About the job
We invite you to submit your CV in English, highlighting your proficiency in the language.
At Mindrift, we specialize in linking talented professionals with exciting, project-based opportunities in AI for prestigious tech firms. Our primary focus is on the testing, evaluation, and enhancement of AI systems. Please note that all positions are project-based and not intended as permanent employment.
Key Responsibilities:
- Develop innovative computational data science challenges that replicate real-world analytical tasks across various sectors, including telecom, finance, government, e-commerce, and healthcare.
- Formulate problems solvable through Python programming, utilizing libraries such as Pandas, Numpy, Scipy, Sklearn, Statsmodels, Matplotlib, and Seaborn.
- Ensure that the tasks are computationally demanding and cannot be solved manually in a reasonable timeframe.
- Design problems requiring complex reasoning chains in data processing, statistical analysis, feature engineering, predictive modeling, and insight extraction.
- Create deterministic problems with reproducible outcomes, avoiding stochastic elements or mandating fixed random seeds for consistency.

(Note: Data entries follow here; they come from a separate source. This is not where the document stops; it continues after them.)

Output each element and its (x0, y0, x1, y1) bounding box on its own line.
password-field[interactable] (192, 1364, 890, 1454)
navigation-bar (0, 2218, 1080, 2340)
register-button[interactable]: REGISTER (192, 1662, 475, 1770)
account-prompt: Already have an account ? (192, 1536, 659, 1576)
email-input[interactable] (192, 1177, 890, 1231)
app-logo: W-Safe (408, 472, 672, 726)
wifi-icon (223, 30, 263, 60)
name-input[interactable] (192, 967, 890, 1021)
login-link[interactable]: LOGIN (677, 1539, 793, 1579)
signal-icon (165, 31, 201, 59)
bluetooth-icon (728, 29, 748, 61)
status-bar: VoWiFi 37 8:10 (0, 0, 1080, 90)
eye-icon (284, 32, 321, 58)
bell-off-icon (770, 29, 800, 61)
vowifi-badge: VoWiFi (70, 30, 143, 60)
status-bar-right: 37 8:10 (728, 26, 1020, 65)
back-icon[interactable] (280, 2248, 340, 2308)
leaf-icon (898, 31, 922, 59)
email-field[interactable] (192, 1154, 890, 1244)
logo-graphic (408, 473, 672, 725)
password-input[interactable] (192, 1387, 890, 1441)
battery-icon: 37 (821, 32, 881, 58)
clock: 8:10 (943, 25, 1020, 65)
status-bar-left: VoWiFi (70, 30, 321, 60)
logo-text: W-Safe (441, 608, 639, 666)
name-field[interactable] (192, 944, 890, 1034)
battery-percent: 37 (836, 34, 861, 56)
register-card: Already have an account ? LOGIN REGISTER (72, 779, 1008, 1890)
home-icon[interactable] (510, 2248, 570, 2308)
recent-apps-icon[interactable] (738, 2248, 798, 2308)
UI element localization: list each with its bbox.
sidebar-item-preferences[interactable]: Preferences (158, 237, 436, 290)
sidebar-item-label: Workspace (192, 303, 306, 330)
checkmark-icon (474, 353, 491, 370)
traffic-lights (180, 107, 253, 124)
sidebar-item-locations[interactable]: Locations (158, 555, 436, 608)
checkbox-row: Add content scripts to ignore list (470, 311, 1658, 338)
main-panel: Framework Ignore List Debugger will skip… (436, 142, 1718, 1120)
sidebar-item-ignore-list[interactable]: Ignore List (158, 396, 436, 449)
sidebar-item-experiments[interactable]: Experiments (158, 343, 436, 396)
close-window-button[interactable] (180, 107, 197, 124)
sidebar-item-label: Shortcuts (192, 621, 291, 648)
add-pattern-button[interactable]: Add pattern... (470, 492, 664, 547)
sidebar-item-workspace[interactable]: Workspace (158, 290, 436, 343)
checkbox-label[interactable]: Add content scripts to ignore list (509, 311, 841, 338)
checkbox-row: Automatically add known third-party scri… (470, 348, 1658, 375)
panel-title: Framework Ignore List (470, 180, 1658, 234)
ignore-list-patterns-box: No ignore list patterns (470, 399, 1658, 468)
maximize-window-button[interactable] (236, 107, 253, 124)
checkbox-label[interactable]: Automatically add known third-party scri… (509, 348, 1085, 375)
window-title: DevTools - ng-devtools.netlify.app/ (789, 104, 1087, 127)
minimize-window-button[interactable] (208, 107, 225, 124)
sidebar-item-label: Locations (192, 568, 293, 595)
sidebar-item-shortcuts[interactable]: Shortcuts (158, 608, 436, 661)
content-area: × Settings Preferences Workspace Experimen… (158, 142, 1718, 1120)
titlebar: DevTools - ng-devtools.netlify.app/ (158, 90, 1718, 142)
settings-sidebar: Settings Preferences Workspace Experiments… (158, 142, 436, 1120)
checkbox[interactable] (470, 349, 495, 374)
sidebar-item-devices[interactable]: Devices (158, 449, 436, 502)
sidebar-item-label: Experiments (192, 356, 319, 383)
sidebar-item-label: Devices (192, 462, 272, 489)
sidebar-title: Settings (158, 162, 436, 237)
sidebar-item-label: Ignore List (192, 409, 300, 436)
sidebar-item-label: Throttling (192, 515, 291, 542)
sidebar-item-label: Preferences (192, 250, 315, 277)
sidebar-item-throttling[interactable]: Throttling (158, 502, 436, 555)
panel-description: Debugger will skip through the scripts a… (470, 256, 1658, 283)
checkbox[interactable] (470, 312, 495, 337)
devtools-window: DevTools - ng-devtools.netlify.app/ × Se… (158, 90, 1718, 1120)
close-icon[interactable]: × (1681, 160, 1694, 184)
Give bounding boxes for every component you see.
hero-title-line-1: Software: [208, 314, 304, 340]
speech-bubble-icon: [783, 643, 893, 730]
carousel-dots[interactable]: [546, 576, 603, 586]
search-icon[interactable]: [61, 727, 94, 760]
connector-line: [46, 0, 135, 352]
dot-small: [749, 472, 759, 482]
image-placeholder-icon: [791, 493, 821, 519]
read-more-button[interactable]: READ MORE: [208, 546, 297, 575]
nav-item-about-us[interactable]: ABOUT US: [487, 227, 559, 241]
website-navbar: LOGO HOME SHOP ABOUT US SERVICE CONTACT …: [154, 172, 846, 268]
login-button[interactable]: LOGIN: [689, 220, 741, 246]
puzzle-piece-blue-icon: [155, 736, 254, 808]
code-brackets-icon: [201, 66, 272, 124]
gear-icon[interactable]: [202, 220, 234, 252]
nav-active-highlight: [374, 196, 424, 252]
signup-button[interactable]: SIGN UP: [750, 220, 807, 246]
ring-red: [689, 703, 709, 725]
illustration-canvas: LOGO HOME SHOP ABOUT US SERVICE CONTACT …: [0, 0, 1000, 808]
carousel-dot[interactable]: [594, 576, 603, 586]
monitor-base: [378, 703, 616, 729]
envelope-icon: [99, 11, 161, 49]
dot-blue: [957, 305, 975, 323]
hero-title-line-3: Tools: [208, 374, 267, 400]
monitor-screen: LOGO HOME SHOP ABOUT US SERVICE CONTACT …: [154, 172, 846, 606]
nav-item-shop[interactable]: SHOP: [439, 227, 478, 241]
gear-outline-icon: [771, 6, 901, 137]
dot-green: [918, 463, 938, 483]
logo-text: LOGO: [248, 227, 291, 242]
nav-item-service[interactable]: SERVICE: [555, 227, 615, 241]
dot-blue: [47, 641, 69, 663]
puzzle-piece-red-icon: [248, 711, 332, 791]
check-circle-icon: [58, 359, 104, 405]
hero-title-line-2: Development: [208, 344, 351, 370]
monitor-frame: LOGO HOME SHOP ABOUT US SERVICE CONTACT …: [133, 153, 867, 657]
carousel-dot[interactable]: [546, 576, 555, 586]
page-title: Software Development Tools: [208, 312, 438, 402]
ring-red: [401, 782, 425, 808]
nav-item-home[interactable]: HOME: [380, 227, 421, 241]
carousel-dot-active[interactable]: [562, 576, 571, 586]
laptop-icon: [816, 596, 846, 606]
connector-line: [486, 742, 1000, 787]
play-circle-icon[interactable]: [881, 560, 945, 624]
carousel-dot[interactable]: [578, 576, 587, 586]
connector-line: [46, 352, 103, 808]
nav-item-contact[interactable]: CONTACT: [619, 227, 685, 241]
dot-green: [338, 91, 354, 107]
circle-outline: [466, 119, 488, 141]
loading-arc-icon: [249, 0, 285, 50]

- Base challenges on actual business scenarios, including customer analytics, risk assessment, fraud detection, forecasting, optimization, and operational efficiency.
- Construct end-to-end problems that encompass the entire data science workflow from data ingestion to deployment considerations.
- Incorporate scenarios that necessitate scalable computational techniques for big data processing.
- Validate solutions using Python and standard data science libraries, employing statistical methods.
- Clearly document problem statements with realistic business contexts, providing verified correct answers.
Candidate Profile:
This opportunity is ideal for data science experts with Python experience who are open to part-time, non-permanent projects. The ideal candidates will possess:
- 5+ years of practical data science experience with demonstrable business impact.
- A portfolio of completed projects and publications that showcase their problem-solving capabilities.
- Proficient Python programming skills for data science (Pandas, Numpy, Scipy, Scikit-learn, Statsmodels).
- Expertise in statistical analysis and machine learning, with a deep understanding of algorithms and practical applications.
- Advanced SQL skills for data manipulation and analysis.
- Experience with GenAI technologies (LLMs, RAG, prompt engineering, vector databases).
- Familiarity with MLOps practices and workflows for model deployment.
- Knowledge of modern frameworks such as TensorFlow, PyTorch, and LangChain.
- Strong written English skills (C1 or higher).
Application Process:
Apply → Pass qualification(s) → Join a project → Complete tasks → Get compensated.